Os fatos estarrecedores de ataques às escolas, em todo o país, alertam para a urgência de ações efetivas, que cessem a brutalidade e, ao mesmo tempo, reestabeleçam uma cultura de paz no ambiente escolar.  

A morosidade do governo Eduardo Leite (PSDB), que foi categórico ao afirmar durante campanha eleitoral que a educação seria prioridade em sua segunda gestão, é inadmissível.  

O caminho para impedir que o cenário atual se perpetue não é fácil, mas necessário e urgente. A definição de protocolos de segurança, para além de medidas paliativas e cheias de clichês, como a policialização e a militarização das escolas, que podem ampliar o problema, precisa ser construída coletivamente.  

A espetacularização desses casos de violência nas redes sociais e na grande mídia também preocupa, haja vista a conjuntura complexa, que precisa ser tratada com o devido respeito e profundidade. 

Vale ressaltar que, infelizmente, esses casos não são novidade, mas que se intensificaram, consideravelmente, devido à cultura de ódio e medo instaurada nos quatro anos de governo Bolsonaro (PL), com a flexibilização da política de acesso às armas e a difusão do discurso de ódio e intolerância. 

Diante da falta de ações efetivas por parte do governo, não podemos permitir que essa responsabilidade recaia sobre a direção, professores(as) ou funcionários(as) de escola, que já enfrentam no dia a dia inúmeras adversidades, resultado do descaso e desvalorização. A garantia de segurança para TODA a comunidade escolar é de responsabilidade dos governantes. 

As ações tomadas também devem primar pelo direito de cátedra no ambiente escolar, sem prejuízo da liberdade de ensinar.

É mais do que necessário investir pesadamente na educação das novas gerações, para que cresçam sabendo que o fascismo é um projeto inadmissível, que corrói nossa civilidade e humanidade.

Dentro das ações necessárias para reverter o cenário atual, o CPERS acredita ser imprescindível que se faça uma reestruturação pedagógica do ensino no Rio Grande do Sul, com foco no combate ao negacionismo, às fake news e ao extremismo. 

A promoção de uma cultura de paz, tolerância, não-violência, respeito à diversidade e inclusão nas escolas é um dos caminhos para acabar com essa onda extremista que vivenciamos.

Ao voltarmos o olhar para dentro das escolas, outro ponto preocupante, está na presença cada vez menor de orientadores pedagógicos, supervisores e monitores. Profissionais que poderiam atuar na detecção e prevenção de casos que representam insegurança ao espaço escolar.
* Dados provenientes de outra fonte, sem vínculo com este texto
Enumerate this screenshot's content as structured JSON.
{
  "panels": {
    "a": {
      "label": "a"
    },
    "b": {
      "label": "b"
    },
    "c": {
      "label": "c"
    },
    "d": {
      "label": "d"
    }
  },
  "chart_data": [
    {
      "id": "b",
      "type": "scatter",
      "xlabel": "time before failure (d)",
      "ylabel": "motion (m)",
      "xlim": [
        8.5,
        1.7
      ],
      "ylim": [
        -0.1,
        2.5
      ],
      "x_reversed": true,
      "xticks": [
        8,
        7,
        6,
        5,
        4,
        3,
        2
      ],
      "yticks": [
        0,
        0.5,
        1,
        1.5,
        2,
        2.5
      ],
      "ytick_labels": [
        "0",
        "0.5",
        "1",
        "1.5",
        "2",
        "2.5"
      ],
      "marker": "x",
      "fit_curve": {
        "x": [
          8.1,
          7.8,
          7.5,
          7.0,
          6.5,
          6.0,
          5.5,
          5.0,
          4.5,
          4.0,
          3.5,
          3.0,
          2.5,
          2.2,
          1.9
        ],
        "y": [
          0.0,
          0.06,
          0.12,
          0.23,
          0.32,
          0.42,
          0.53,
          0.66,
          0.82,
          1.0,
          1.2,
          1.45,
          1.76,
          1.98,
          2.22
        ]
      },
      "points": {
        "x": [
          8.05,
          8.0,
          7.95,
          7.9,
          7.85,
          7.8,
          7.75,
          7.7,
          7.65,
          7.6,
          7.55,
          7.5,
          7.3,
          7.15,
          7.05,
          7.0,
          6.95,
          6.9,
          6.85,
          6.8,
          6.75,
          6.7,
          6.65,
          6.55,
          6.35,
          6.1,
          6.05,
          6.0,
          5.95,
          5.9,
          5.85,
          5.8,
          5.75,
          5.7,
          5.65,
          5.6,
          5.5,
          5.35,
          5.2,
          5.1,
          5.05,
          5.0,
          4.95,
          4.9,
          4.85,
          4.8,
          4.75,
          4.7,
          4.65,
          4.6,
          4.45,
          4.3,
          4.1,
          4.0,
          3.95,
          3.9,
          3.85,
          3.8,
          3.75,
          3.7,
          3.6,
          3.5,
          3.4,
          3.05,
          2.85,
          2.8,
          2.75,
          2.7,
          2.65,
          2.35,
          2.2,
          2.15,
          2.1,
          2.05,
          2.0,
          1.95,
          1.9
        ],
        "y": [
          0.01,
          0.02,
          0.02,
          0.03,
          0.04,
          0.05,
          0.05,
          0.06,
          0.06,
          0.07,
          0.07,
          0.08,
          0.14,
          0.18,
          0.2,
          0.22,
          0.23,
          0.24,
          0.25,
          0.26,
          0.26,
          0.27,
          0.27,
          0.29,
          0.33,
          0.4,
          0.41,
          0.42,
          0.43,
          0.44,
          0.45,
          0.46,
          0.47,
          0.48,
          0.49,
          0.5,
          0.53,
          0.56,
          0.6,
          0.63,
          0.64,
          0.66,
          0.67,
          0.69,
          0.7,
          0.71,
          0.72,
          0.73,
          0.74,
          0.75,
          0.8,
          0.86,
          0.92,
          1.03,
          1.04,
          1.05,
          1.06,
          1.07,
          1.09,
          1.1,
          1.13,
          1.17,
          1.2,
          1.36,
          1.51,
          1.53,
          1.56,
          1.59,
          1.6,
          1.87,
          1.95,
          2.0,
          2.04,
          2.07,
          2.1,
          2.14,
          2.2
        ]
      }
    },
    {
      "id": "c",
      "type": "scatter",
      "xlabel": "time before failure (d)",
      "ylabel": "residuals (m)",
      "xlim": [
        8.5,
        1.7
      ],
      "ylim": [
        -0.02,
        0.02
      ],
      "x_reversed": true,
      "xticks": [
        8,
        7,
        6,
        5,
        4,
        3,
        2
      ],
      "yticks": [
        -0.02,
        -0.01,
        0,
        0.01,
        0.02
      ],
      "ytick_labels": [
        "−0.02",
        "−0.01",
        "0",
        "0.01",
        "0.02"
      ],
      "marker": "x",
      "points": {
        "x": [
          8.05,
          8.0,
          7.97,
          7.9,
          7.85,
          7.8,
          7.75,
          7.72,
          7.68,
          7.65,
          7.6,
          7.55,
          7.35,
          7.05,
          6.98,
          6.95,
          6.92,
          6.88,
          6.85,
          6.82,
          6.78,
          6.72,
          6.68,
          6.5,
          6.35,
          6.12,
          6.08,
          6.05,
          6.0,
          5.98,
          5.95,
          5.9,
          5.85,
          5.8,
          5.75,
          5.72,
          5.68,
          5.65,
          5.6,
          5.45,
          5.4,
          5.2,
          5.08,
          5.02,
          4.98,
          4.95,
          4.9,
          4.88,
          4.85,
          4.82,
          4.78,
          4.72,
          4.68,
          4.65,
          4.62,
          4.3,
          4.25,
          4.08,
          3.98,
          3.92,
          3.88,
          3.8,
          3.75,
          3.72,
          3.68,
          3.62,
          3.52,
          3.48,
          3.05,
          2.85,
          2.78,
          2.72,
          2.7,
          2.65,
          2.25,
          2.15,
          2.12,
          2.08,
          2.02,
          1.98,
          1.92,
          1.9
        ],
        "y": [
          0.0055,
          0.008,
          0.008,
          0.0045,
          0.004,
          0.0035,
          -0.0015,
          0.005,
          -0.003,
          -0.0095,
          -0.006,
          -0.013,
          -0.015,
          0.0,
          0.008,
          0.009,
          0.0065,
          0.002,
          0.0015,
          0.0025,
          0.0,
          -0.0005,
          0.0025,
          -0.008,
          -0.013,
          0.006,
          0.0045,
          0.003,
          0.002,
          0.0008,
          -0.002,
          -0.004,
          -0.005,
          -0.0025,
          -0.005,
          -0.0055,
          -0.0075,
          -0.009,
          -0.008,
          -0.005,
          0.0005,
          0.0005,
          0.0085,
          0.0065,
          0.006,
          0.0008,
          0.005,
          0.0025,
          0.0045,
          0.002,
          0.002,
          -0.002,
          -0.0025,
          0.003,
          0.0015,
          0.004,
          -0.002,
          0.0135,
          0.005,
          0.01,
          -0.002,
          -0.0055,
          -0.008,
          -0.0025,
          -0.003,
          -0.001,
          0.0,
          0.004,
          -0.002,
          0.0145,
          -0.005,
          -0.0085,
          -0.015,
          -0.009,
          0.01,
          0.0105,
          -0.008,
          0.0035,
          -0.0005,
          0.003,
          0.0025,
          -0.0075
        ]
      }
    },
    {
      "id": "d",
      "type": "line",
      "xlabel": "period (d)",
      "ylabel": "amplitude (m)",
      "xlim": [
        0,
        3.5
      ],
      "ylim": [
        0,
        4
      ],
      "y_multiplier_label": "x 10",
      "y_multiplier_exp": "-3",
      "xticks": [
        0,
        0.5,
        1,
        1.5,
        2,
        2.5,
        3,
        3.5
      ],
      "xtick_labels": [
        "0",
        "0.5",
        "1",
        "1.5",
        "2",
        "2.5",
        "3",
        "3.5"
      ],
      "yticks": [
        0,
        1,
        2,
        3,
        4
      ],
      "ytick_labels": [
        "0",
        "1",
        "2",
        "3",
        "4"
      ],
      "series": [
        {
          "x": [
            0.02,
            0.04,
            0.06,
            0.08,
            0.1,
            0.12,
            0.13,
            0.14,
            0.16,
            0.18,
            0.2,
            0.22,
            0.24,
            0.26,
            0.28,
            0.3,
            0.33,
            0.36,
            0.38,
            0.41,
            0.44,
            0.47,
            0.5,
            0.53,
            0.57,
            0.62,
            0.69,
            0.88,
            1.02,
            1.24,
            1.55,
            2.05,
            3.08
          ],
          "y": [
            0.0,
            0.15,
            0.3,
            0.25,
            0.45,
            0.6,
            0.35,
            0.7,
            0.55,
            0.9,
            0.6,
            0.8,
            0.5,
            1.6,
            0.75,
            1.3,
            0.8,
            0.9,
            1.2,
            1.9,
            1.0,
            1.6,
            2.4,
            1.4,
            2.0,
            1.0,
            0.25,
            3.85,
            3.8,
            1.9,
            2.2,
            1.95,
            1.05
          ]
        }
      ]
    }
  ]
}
A quase inexistência destes profissionais nas instituições é fruto do descaso e da falta de investimentos do atual governo na educação pública.

É preciso também cumprir a Lei n.º 13.935/2019, que determina a inclusão obrigatória de profissionais de psicologia e serviço social nas instituições de ensino da rede pública do Brasil.

O Sindicato tem buscado, insistentemente, uma audiência com as secretarias estaduais de Educação (Seduc) e de Segurança Pública (SSP), desde o fim de março, para cobrar ações que garantam a segurança de professores(as), funcionários(as) de escola e alunos(as) da rede pública estadual de ensino. Porém, até o momento, não teve retorno.

Fundamental ressaltar que o governo federal, através do Ministério da Justiça e Segurança Pública, abriu um canal online para o recebimento de informações de ameaças e ataques contra as escolas, dentro da Operação Escola Segura. Todas as denúncias são anônimas e as informações enviadas serão mantidas sob sigilo. Clique aqui para saber mais.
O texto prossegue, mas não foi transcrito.